Fig. 4: Tropidoatractus acuminatus. The macronucleus (Ma) with the adjacent micronucleus (Mi) in a strongly squashed specimen. AZM = adoral zone of membranelles, RG = accumulation of refractive granules in the apical dome. Obj. 100 X.
Fig. 5: Tropidoatractus acuminatus. Focal plane on the ventral somatic ciliation of a strongly squashed specimen. The cilia are widely spaced and arranged in pairs (PoC). Obj. 100 X.
Fig. 6: Tropidoatractus acuminatus. A specimen during cell division. CV 1, CV 2 = contractile vacuoles, Ma = macronucleus in division. Obj. 100 X.
Tropidoatractus acuminatus can be observed very often during conjugation. Thereby the specimens fuse with the apikal domes and not via the mouth openings. In the area were the specimens are connected an accumulation of refractive granules is visible. It seemed to me that the pellicle of the two specimens also merged and formed a continuous apical arch on which a continuous perizonal stripe ran (s. fig. 8b).
Fig. 7 a-b: Tropidoatractus acuminatus. Two focal planes of a pair in conjugation. Obj. 100 X.
Fig. 8 a-b: Tropidoatractus acuminatus. A second pair in conjugation. Obj. 100 X.

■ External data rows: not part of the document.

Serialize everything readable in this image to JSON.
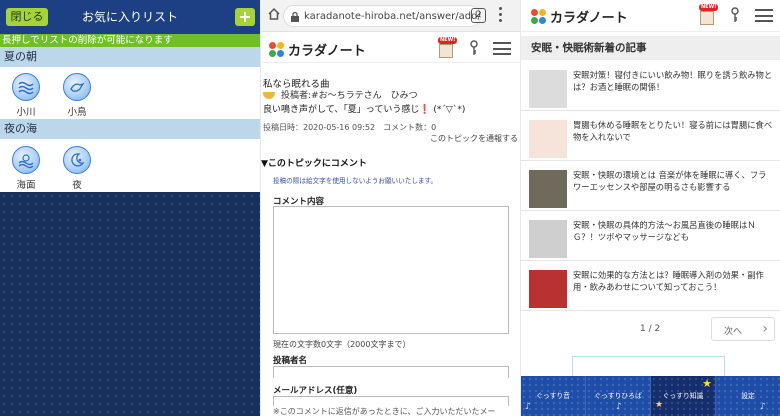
{
  "panel1": {
    "close_label": "閉じる",
    "title": "お気に入りリスト",
    "add_label": "+",
    "notice": "長押しでリストの削除が可能になります",
    "sections": [
      {
        "name": "夏の朝",
        "items": [
          {
            "label": "小川",
            "icon": "stream-icon"
          },
          {
            "label": "小鳥",
            "icon": "bird-icon"
          }
        ]
      },
      {
        "name": "夜の海",
        "items": [
          {
            "label": "海面",
            "icon": "sea-icon"
          },
          {
            "label": "夜",
            "icon": "moon-icon"
          }
        ]
      }
    ]
  },
  "panel2": {
    "url": "karadanote-hiroba.net/answer/add/",
    "tab_count": "2",
    "site_name": "カラダノート",
    "badge": "NEW!",
    "post": {
      "title": "私なら眠れる曲",
      "poster": "投稿者:#お～ちラテさん　ひみつ",
      "body": "良い鳴き声がして、「夏」っていう感じ❗ (*´▽`*)",
      "meta": "投稿日時：2020-05-16 09:52　コメント数：0",
      "report": "このトピックを通報する"
    },
    "comment": {
      "heading": "▼このトピックにコメント",
      "note": "投稿の際は絵文字を使用しないようお願いいたします。",
      "content_label": "コメント内容",
      "char_count": "現在の文字数0文字（2000文字まで）",
      "poster_label": "投稿者名",
      "email_label": "メールアドレス(任意)",
      "email_note": "※このコメントに返信があったときに、ご入力いただいたメー"
    }
  },
  "panel3": {
    "site_name": "カラダノート",
    "badge": "NEW!",
    "section_title": "安眠・快眠術新着の記事",
    "articles": [
      {
        "text": "安眠対策！寝付きにいい飲み物！眠りを誘う飲み物とは？お酒と睡眠の関係！",
        "thumb": "#dcdcdc"
      },
      {
        "text": "胃腸も休める睡眠をとりたい！寝る前には胃腸に食べ物を入れないで",
        "thumb": "#f6e3d9"
      },
      {
        "text": "安眠・快眠の環境とは 音楽が体を睡眠に導く、フラワーエッセンスや部屋の明るさも影響する",
        "thumb": "#6f6a5c"
      },
      {
        "text": "安眠・快眠の具体的方法～お風呂直後の睡眠はＮＧ？！ツボやマッサージなども",
        "thumb": "#cfcfcf"
      },
      {
        "text": "安眠に効果的な方法とは？睡眠導入剤の効果・副作用・飲みあわせについて知っておこう！",
        "thumb": "#b83232"
      }
    ],
    "pager": {
      "page": "1 / 2",
      "next_label": "次へ"
    },
    "nav": [
      {
        "label": "ぐっすり音"
      },
      {
        "label": "ぐっすりひろば"
      },
      {
        "label": "ぐっすり知識"
      },
      {
        "label": "設定"
      }
    ]
  }
}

Already by Penard and Kahl dwarf forms of Tropidoatractus acuminatus were described, in which the terminal spine is reduced. I could also find these forms frequently. Some had a clearly truncated posterior end. The furrows of the pellicle did not run spirally in these forms, but rather straight over the whole body. The length of these forms was oftenl below 50 µm and I found them frequently in conjugation (s. fig. 9 a-b).
Fig. 9 a-b: Tropidoatractus acuminatus. A pair of dwarf forms with lengths of 38 µm and 44 µm in conjugation. Obj. 100 X.